The latest action to hit Honda comes after a spate of suicides at Taiwanese high tech firm Foxconn and violent clashes at a Taiwan-funded rubber factory in China which have highlighted growing worker discontent over pay and conditions.
Production at two plants run by Honda’s Chinese joint venture Guangqi Honda Automobile have been shut down for two days, primarily due to the strike at a parts plant producing exhaust and muffler components.
But Honda Japan said on Thursday in a statement that the labour action at Foshan Fengfu Autoparts — a joint venture between Honda’s subsidiary Yutaka Giken and a Taiwanese firm — had been resolved and work resumed Thursday.
“So Guangqi Honda decided to resume operations from June 11,” Honda Japan said in a statement.

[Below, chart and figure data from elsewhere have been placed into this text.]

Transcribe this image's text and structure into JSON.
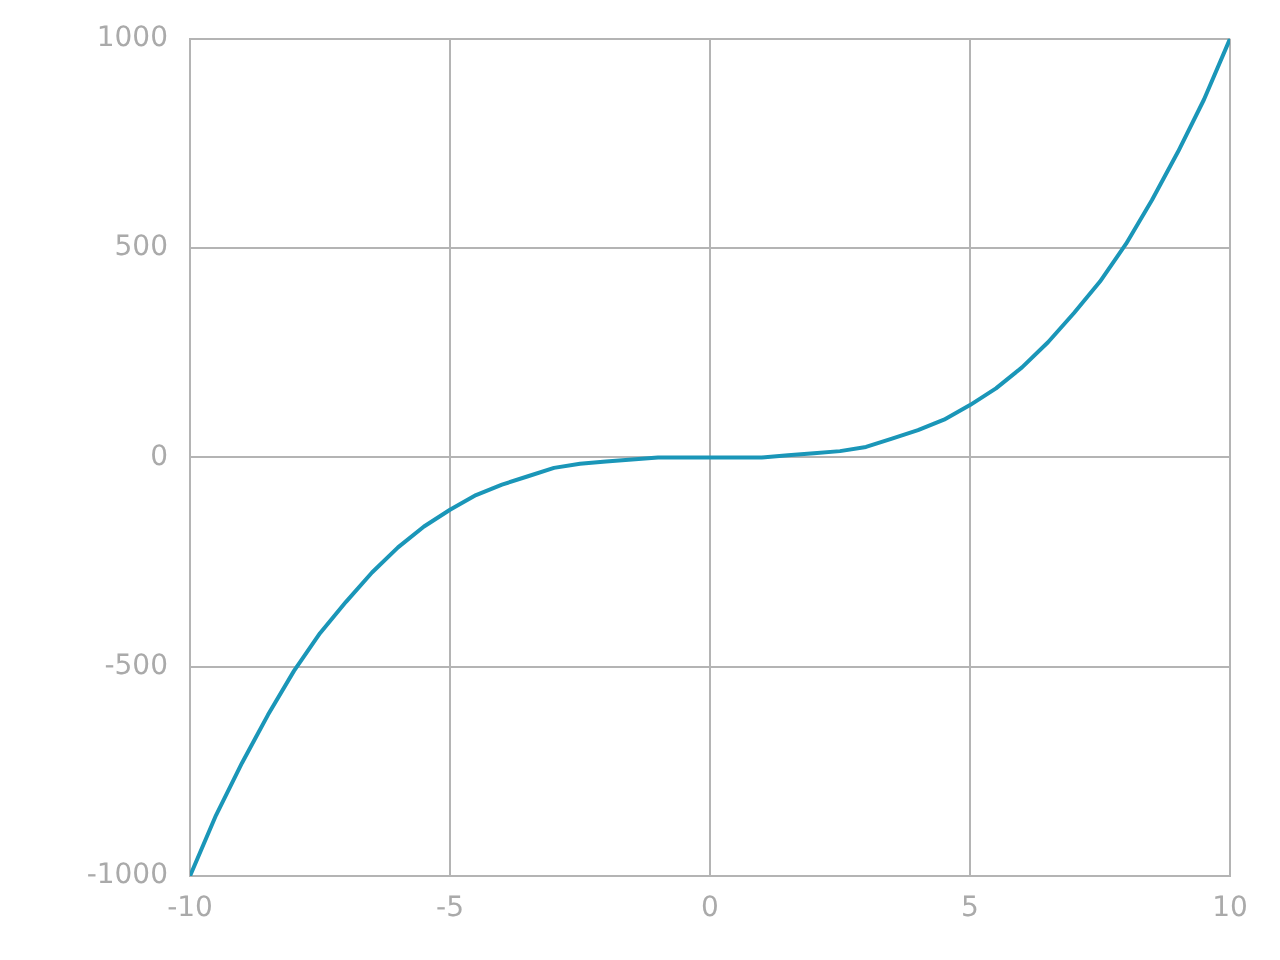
{
  "chart_data": {
    "type": "line",
    "x": [
      -10,
      -9.5,
      -9,
      -8.5,
      -8,
      -7.5,
      -7,
      -6.5,
      -6,
      -5.5,
      -5,
      -4.5,
      -4,
      -3.5,
      -3,
      -2.5,
      -2,
      -1.5,
      -1,
      -0.5,
      0,
      0.5,
      1,
      1.5,
      2,
      2.5,
      3,
      3.5,
      4,
      4.5,
      5,
      5.5,
      6,
      6.5,
      7,
      7.5,
      8,
      8.5,
      9,
      9.5,
      10
    ],
    "series": [
      {
        "color": "#1a96b8",
        "values": [
          -1000,
          -855,
          -730,
          -615,
          -510,
          -420,
          -345,
          -275,
          -215,
          -165,
          -125,
          -90,
          -65,
          -45,
          -25,
          -15,
          -10,
          -5,
          0,
          0,
          0,
          0,
          0,
          5,
          10,
          15,
          25,
          45,
          65,
          90,
          125,
          165,
          215,
          275,
          345,
          420,
          510,
          615,
          730,
          855,
          1000
        ]
      }
    ],
    "xlim": [
      -10,
      10
    ],
    "xticks": [
      -10,
      -5,
      0,
      5,
      10
    ],
    "ylim": [
      -1000,
      1000
    ],
    "yticks": [
      -1000,
      -500,
      0,
      500,
      1000
    ],
    "grid": true,
    "marker": "none",
    "line_style": "solid"
  }
}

The new ongoing dispute involving workers at the Honda Lock (Guangdong) Co, which has about 1,500 employees, erupted on Wednesday.
The state Xinhua news agency reported that staff were seeking a monthly pay increase from 1,700 yuan (250 dollars) to 2,040 yuan.
Honda, which has a production capacity of 650,000 vehicles per year in China, last week resolved an initial strike at its main parts unit in Guangdong by offering workers a 24 percent pay rise.
Foxconn — which counts Apple, Sony and Hewlett-Packard among its clients — raised wages by 67 percent for its hundreds of thousands of workers in China after 11 suicides, 10 of them in the southern city of Shenzhen.
But the company said Thursday it had stopped offering condolence payments to the families of staff members who kill themselves.
Earlier this week, some 2,000 workers at the KOK Machinery factory in the city of Kunshan outside Shanghai walked off the assembly line, demanding better pay and an improved working environment, the China Daily reported.
Dozens of workers were injured when security forces tried to prevent the workers from taking their strike into the streets, the report said.
Also this week, thousands of workers at a Taiwanese sports equipment factory in eastern China, which supplies Adidas, stopped work to protest the alleged death of a colleague, according to the New York-based China Labor Watch.
The workers broke windows and overturned some cars, the pressure group said.
The company denied anyone had died and said production at the factory had resumed after a brief work stoppage. A local official said the company had promised to raise worker salaries.